La alegría es la variante anímica de la penicilina. Puesto que el paracetamol es poca cosa para combatir a un patógeno tan destructivo como el covid-19, hay que complementar al fármaco con las ganas de vivir, que sirven, no para evitar la enfermedad, sino para salir de ella. Dicho de otro modo, lo que molesta al estrangulador de Boston es que le pidas que te haga el nudo de la corbata.

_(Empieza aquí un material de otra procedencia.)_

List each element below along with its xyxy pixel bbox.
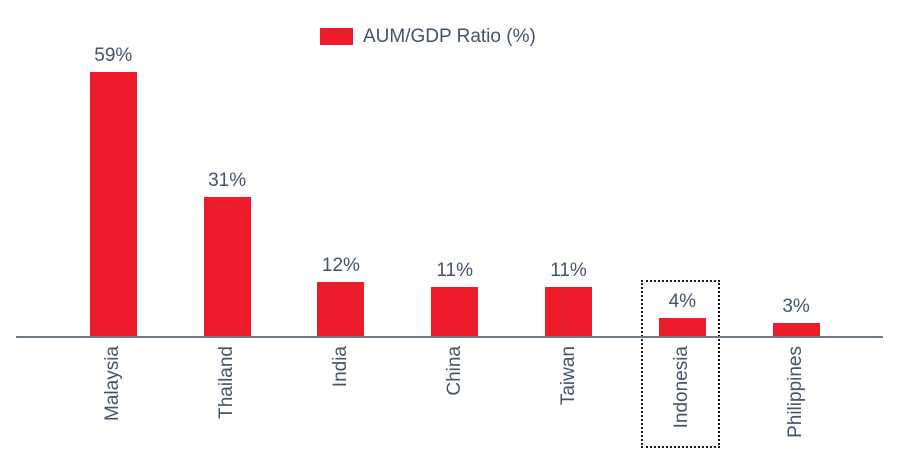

Por eso, en los peores momentos, cuando la tos seca, los vómitos y el dolor de cabeza arreciaban, en lugar de abatirme leía la colección completa de Mafalda 

Desconozco cómo será mi vida de larga, por eso la he hecho ancha. En ella caben Dios, la familia, el café, y los amigos. El afecto que he recibido ha sido tan grande que, cuando esto termine, pienso montar para ellos un fiestón en casa con U2 de teloneros. Nos lo merecemos. Si algo me ha enseñado la pandemia es que soy fuerte porque he tratado con gente que me ha hecho feliz. De manera que cuando vino a por mí el covid-19 desconocía que no invadía Polonia, sino Inglaterra. Tampoco sabía que al comandante en jefe de mi sistema inmunitario lo llamo Churchill. Y a mi garganta, Normandía.